I would do this at night after the kids are asleep and the soup will be ready in the early morning for me to convert it onto what the menu was for the day or served as-is with a pinch of salt for #1.

The result was 2 happy kids who wolfed down their lunch and a very satisfied mummy.

Basic Pork Stock

#2 loves her porridge and she likes it made with fresh stock. So I've been exploring how I can provide her with what she likes yet still not be a slave to the stove.

The very first stock made for her is pork stock. It's super simple with 2 ingredients and can be done in many ways.

Here's my Simple Pork Stock for baby's porridge.

Ingredients
150g pork - I used 腰肉 or 肉头
water

Bleach pork in water. Set pork aside. Now choose the method of cooking and it's done!

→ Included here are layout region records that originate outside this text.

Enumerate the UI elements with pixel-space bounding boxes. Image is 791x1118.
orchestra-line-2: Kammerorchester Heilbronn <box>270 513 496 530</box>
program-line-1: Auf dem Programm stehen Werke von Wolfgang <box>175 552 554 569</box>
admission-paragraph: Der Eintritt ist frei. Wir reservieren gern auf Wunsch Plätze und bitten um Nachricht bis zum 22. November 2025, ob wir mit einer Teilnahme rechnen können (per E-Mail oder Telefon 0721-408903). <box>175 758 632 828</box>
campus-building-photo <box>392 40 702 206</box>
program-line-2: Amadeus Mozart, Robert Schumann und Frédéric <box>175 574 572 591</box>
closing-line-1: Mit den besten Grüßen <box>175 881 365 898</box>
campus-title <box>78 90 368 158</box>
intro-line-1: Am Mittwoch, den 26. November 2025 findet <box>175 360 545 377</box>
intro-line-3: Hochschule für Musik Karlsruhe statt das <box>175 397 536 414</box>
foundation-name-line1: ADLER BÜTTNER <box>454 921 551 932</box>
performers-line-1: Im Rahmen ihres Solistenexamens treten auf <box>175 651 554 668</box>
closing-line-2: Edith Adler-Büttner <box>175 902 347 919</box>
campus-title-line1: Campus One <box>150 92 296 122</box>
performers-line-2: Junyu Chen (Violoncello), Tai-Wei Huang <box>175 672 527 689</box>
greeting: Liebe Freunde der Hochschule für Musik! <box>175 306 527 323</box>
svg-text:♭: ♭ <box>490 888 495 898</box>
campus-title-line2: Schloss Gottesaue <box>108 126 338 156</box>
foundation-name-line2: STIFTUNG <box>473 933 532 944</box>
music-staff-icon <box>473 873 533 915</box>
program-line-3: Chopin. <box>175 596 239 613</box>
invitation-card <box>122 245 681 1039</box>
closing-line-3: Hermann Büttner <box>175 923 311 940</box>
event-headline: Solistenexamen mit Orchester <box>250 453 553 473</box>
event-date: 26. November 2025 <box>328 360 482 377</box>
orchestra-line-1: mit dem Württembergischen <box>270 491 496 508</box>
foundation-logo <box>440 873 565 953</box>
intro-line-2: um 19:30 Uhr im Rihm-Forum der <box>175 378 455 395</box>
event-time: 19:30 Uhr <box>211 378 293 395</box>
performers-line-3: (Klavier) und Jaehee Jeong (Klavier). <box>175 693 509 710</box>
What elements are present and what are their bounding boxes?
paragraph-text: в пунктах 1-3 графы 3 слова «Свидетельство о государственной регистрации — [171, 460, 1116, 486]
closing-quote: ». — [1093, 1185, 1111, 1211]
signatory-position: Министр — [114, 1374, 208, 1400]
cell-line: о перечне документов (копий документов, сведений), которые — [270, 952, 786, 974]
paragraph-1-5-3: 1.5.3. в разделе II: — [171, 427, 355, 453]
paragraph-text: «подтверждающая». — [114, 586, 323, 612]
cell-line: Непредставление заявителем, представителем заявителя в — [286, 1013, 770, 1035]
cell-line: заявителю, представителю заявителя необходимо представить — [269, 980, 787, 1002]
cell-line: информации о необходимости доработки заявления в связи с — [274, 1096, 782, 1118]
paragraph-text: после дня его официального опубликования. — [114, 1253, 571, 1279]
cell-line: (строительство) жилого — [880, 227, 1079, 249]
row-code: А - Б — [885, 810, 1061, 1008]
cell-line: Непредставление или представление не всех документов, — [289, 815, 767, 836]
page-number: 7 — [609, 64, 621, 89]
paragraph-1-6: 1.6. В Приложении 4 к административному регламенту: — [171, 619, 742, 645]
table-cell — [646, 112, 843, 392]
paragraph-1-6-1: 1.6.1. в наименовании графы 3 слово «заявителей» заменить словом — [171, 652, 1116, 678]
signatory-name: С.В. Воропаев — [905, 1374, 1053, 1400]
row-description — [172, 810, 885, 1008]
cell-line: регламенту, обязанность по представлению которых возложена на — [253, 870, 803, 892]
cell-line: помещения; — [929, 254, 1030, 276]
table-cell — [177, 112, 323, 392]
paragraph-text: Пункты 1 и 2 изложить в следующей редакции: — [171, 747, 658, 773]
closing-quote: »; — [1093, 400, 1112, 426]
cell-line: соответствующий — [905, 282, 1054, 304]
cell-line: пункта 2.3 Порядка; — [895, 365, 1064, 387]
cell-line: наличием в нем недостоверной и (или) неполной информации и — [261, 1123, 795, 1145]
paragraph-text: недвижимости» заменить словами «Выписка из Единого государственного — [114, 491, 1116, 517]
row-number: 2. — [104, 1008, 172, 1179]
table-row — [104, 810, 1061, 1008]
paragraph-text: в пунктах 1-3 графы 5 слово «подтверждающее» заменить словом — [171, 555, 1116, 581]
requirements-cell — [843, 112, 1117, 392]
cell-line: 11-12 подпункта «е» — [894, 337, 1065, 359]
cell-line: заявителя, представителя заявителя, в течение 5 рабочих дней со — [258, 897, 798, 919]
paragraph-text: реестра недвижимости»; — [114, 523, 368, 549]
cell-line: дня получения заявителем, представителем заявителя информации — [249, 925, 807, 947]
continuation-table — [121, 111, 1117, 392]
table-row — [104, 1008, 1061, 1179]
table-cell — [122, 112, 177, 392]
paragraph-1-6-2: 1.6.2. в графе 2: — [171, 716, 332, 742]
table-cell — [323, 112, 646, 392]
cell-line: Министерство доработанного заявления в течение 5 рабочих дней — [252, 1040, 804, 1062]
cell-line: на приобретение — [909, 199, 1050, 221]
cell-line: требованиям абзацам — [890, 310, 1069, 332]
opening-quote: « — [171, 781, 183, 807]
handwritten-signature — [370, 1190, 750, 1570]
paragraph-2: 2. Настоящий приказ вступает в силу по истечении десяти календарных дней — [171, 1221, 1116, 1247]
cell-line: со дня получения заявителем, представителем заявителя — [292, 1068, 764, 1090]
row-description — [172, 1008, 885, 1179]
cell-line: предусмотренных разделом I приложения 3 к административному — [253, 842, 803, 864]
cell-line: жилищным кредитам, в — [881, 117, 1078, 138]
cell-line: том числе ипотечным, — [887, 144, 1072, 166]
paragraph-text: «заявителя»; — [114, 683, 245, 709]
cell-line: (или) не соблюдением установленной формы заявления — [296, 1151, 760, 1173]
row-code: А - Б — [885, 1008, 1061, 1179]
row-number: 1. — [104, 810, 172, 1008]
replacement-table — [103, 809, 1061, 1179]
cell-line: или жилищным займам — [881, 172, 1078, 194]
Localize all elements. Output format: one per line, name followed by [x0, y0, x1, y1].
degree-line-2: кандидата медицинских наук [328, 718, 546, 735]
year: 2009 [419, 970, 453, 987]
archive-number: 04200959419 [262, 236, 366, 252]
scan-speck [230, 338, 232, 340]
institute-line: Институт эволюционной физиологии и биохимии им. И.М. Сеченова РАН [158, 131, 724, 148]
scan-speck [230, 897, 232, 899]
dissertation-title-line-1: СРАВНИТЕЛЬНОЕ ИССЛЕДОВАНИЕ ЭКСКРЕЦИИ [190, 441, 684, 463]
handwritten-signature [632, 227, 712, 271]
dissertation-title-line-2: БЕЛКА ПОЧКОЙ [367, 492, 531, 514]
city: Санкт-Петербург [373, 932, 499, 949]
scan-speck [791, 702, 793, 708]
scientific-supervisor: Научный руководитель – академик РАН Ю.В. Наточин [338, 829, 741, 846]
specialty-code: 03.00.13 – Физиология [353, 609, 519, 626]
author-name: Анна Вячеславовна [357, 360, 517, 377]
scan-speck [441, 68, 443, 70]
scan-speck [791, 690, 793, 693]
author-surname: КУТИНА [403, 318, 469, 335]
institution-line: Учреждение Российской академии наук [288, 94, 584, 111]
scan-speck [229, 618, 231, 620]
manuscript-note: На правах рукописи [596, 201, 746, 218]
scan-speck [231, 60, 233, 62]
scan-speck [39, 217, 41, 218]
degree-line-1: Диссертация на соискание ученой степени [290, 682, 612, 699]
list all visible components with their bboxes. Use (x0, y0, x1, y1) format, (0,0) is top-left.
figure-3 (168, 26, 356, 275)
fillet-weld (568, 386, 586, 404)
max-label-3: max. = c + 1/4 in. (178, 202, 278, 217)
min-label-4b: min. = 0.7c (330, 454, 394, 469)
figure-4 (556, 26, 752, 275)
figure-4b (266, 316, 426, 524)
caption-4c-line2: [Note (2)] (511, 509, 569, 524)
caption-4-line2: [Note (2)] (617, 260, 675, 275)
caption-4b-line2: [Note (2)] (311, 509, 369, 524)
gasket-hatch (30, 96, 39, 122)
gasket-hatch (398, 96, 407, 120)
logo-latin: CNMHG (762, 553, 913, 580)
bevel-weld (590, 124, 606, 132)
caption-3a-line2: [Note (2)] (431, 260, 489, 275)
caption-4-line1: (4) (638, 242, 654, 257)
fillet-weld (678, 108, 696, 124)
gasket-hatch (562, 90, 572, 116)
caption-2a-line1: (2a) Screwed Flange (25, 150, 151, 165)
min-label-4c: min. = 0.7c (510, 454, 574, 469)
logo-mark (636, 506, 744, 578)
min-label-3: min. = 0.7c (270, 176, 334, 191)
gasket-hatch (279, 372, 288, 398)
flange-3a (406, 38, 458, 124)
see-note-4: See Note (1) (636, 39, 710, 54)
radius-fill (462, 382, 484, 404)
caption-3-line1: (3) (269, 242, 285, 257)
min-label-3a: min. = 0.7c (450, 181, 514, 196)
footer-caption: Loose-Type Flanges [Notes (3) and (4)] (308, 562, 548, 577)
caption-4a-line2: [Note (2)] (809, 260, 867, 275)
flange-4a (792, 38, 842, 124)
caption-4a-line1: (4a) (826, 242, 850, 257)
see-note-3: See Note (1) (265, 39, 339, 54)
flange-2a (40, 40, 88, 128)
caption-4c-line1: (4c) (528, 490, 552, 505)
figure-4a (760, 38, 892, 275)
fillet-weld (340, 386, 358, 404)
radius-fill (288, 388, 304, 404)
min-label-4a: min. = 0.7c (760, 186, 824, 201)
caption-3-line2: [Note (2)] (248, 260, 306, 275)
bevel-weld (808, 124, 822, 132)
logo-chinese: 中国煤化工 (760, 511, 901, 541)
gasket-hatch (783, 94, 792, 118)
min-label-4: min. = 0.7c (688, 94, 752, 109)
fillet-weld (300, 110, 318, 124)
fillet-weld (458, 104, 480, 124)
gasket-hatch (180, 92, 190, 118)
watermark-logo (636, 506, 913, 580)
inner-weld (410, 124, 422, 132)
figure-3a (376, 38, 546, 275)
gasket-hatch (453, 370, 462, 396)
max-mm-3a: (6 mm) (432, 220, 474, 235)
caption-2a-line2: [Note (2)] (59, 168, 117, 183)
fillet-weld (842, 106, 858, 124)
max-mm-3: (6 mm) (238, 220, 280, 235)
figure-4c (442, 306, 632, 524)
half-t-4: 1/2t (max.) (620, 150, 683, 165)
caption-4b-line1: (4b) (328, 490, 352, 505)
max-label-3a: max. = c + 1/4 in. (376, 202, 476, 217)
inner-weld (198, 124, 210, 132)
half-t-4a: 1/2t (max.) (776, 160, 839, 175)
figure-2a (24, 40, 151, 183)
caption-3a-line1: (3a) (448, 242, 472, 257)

Method - Boil over stove. Time away from baby - 20-30mins.
Place meat and 800ml water into a pot and boil for 40-50mins. During cooking, check the water level and add water if too much water has evaporated.

Method - Slow Cooker. Time away from baby - 3mins.
Place meat and 500ml hot boiling water into slow cooker. Set on high for 3-4hrs or on auto over night.

Method - Thermal Cooker. Time away from baby - 5mins
Place meat and 800ml water into a inner pot and boil for 15mins. Place in thermal pot and it will be ready in 4-6hours. Bring to a boil before using.

Each method I tried yielded stock that are slightly different in taste. In short, the longer the stock is over the stove, the more intense the flavour is, the yummier the porridge will be. This also translate to longer time away from the baby, higher chances of burning the pot because I fell asleep nursing #2 and too much risk when number #1 is at home jumping around.

Thus, my preferred method of cooking stock is my trusty thermal cooker. I would cook the stock at night after the kids are asleep and bring it to a 2nd boil either before I sleep or in the morning before cooking the porridge. This would yield a favourful stock that will rival the one cooked 1 hour over the stove.

There are lots of other stuff that can be added to the basic stock and turn it into a yummy soup for baby. So far I've only used food that has already been tasted and confirmed as non allergen for #2. She been loving my experiments and that makes me happy.

Wednesday, July 17, 2013

Ngor He and Heng Chye Porridge

My parents have been very excited about feeding #2. My dad, especially, have a good track record in getting #1 and #2 to eat when others have failed. One of the staples for chinese babies in my generation and my children's generation is Ngor He and Heng Chye. In english, Ngor He is threadfin and Heng Chye is spinach. My dad would buy Balai Ngor He and baby Heng Chye. My mum will cook porridge for #2. #2 loves this porridge since she was 6 months old.

Here it is, My Dad n Mom's Ngor He and Heng Chye Porridge

1 spoonful of rice
hot water enough to cover up to 1 inch above the rice
2 fifty cent sized ngor he without skin n bones
8 leaves heng chye
sesame oil
salt

Cook rice with hot water in mini slow cooker for 4 hours.
Chop heng chye very very finely.
Season fish with 1 dab of sesame oil and 1/2 dab of salt

When porridge is done, add heng chye. Cover and cook for 20-30mins.
While this is happening, steam Ngor He til it is cook. This will take 5-10mins depending on the size and thickness of fish. Finely chop the Ngor He.

Add Ngor He to porridge, Mix, dish and serve.

Serves: 1 Baby for lunch and dinner
Time: 4.5hrs cooking, 30mins for preparation.